Indeed, as Ron Kline, President Biden's chief of staff, pointed out:
Joe Biden, right now, is the only president in history where no one's paid on their student loans for the entirety of his presidency.
What's next? I predict President Biden will announce significant student-debt relief this fall--in time to impact the 2022 midterm elections.
After all, it would be political madness for the Biden administration to force student borrowers to begin making payments again only weeks before the nation goes to the polls to elect the next Congress.
Sometime in August or September, I think the President will do one of three things:
- He may reduce each student debtor's loan balance by $10,000, which he promised to do on the campaign trail.
- He might wipe out $50,000 of debt for each college borrower, something Senator Elizabeth Warren, Senator Chuck Schumer, and other progressive Democrats have urged him to do.
- President Biden might go the full monty and cancel all student debt, totaling $1.7 trillion.
In my opinion, the President will take the middle course and give college borrowers $50,000 in debt relief.

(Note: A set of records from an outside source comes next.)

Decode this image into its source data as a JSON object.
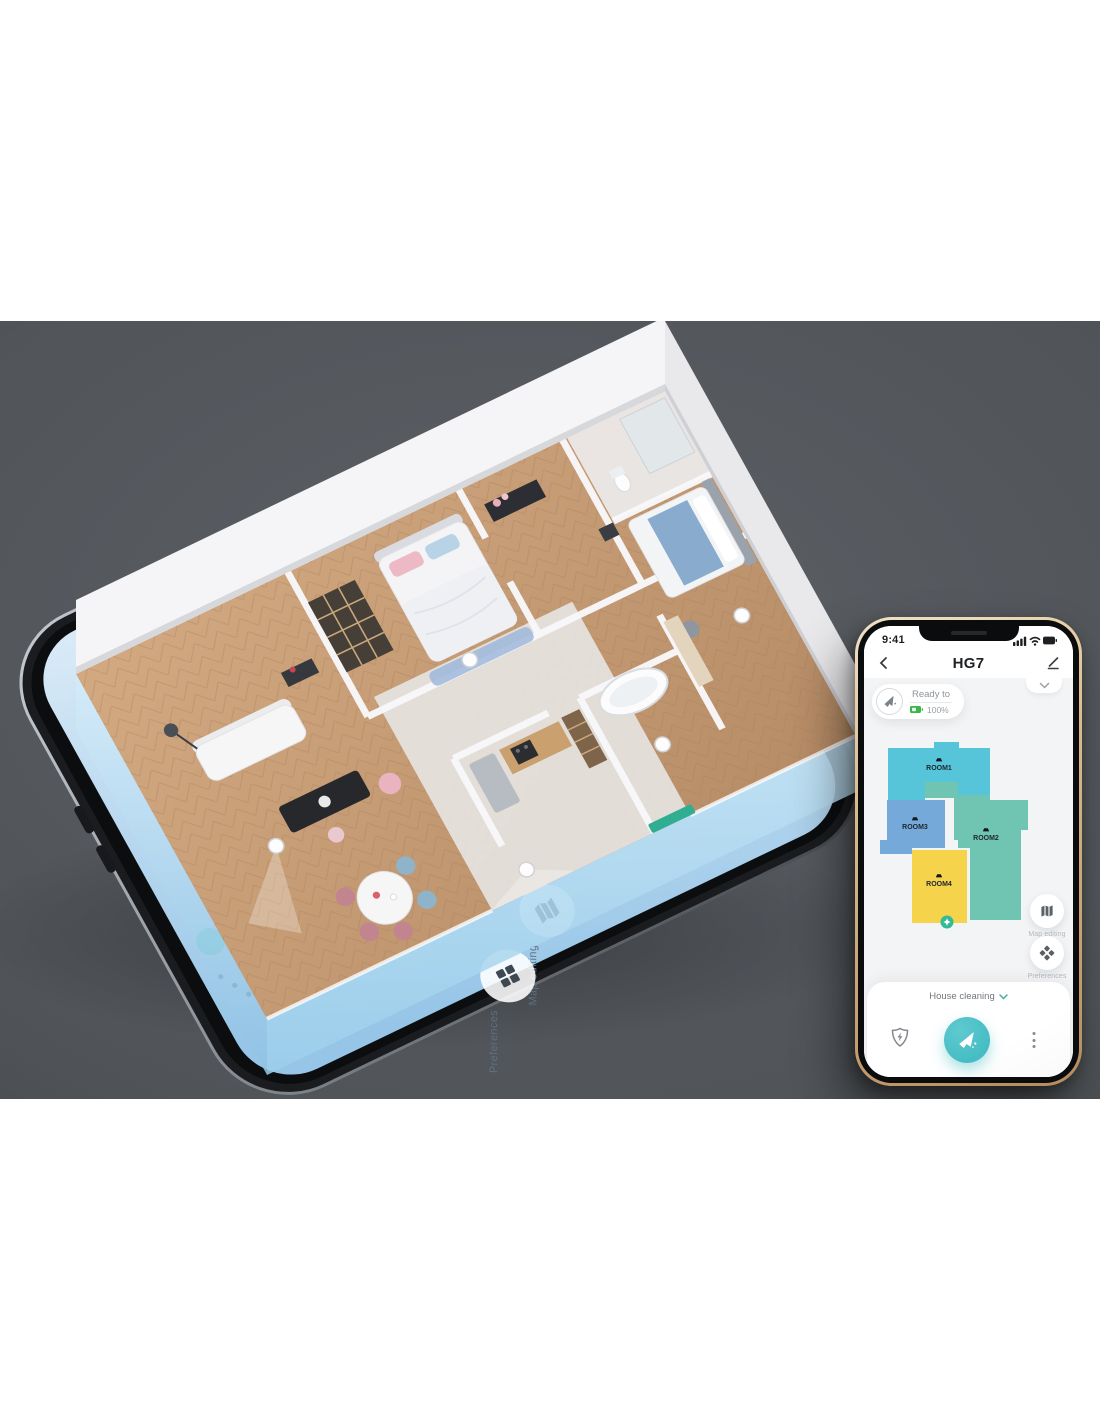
{
  "photo": {
    "background": "#54585d"
  },
  "scene": {
    "big_phone": {
      "buttons": [
        {
          "label": "Map editing",
          "icon": "map-icon"
        },
        {
          "label": "Preferences",
          "icon": "grid-icon"
        }
      ]
    }
  },
  "app": {
    "status_bar": {
      "time": "9:41",
      "icons": [
        "signal-icon",
        "wifi-icon",
        "battery-icon"
      ]
    },
    "header": {
      "back_icon": "chevron-left-icon",
      "title": "HG7",
      "edit_icon": "pencil-icon"
    },
    "panel_toggle_icon": "chevron-down-icon",
    "status_chip": {
      "robot_icon": "robot-vacuum-icon",
      "status": "Ready to",
      "battery_icon": "battery-icon",
      "battery_level": "100%",
      "battery_color": "#3cb54b"
    },
    "map": {
      "rooms": [
        {
          "label": "ROOM1",
          "color": "#57c5d9"
        },
        {
          "label": "ROOM2",
          "color": "#6fc5b2"
        },
        {
          "label": "ROOM3",
          "color": "#74a9da"
        },
        {
          "label": "ROOM4",
          "color": "#f5d34b"
        }
      ],
      "robot_marker": {
        "icon": "sparkle-icon",
        "color": "#35ba95"
      }
    },
    "quick_actions": [
      {
        "label": "Map editing",
        "icon": "map-icon"
      },
      {
        "label": "Preferences",
        "icon": "diamond-grid-icon"
      }
    ],
    "bottom_panel": {
      "mode_label": "House cleaning",
      "mode_caret_icon": "chevron-down-icon",
      "recharge_icon": "shield-bolt-icon",
      "clean_button_icon": "robot-clean-icon",
      "clean_button_color": "#46bdc4",
      "more_icon": "kebab-menu-icon"
    }
  }
}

A $10,000 write-off is not big enough to satisfy his base, and wiping out all $1.7 trillion in student debt is too audacious.
But regardless of what President Biden decides to do regarding student-debt relief, here are things the federal government will probably not do:
Congress will not rein in the for-profit colleges. The for-profits' lobbyists and campaign contributions will continue protecting this sleazy racket.

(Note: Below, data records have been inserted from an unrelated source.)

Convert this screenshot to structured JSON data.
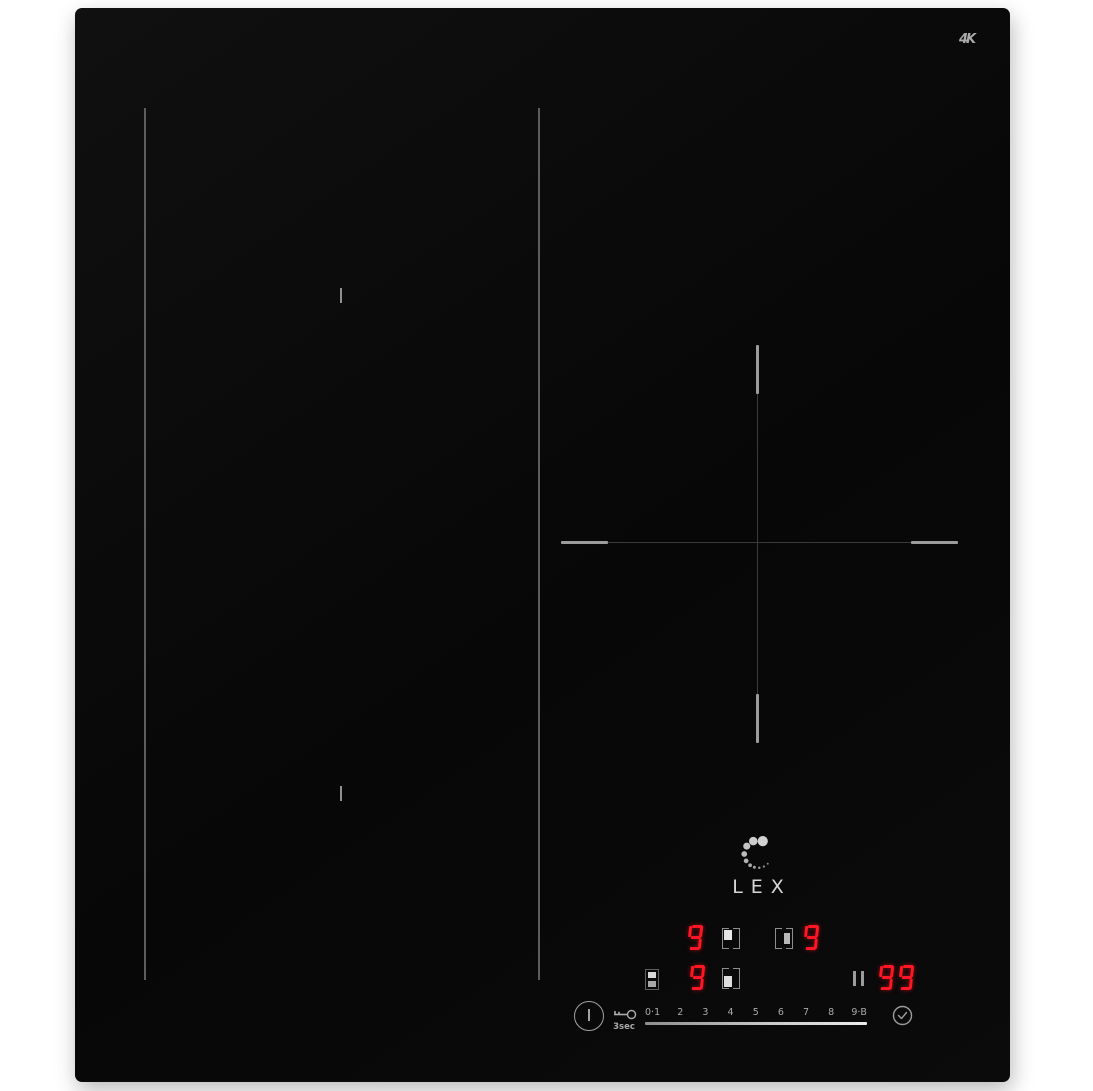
{
  "device": {
    "brand": "LEX",
    "corner_mark": "4K"
  },
  "colors": {
    "surface_black": "#0a0a0a",
    "led_red": "#ff1624",
    "marking_gray": "#9c9c9c",
    "label_gray": "#ababab"
  },
  "markings": {
    "left_flex_zone": "two vertical lines with center ticks",
    "right_zone": "cross hairline with bright end segments"
  },
  "control_panel": {
    "displays": {
      "zone_a_level": "9",
      "zone_b_level": "9",
      "zone_c_level": "9",
      "timer": "99"
    },
    "icons": {
      "zone_a": "zone-select-top-left",
      "zone_b": "zone-select-mid-right",
      "zone_c": "zone-select-bottom-left",
      "bridge": "bridge-zones",
      "pause": "pause-icon",
      "power": "power-icon",
      "lock": "key-icon",
      "timer": "clock-icon"
    },
    "lock_hold_label": "3sec",
    "power_levels": [
      "0·1",
      "2",
      "3",
      "4",
      "5",
      "6",
      "7",
      "8",
      "9·B"
    ]
  }
}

Congress will not reform or eliminate the Parent PLUS program. Parent PLUS has brought financial ruin to hundreds of thousands of low-income families, but too many colleges depend on Parent PLUS money for Congress to shut down the program.
Congress will not reform the Bankruptcy Code to allow distressed student borrowers to shed their college loans in bankruptcy.
As I have said for twenty years, the simplest and most equitable way to address the student-loan crisis would be to allow honest but unfortunate college borrowers to discharge their student loans in the bankruptcy courts. But that reform makes too goddamned much sense for Congress to do it.
In short, what we are likely to see in the coming months is massive student-loan debt relief with no reforms whatsoever for the federal student-loan program--the biggest boondoggle in American history.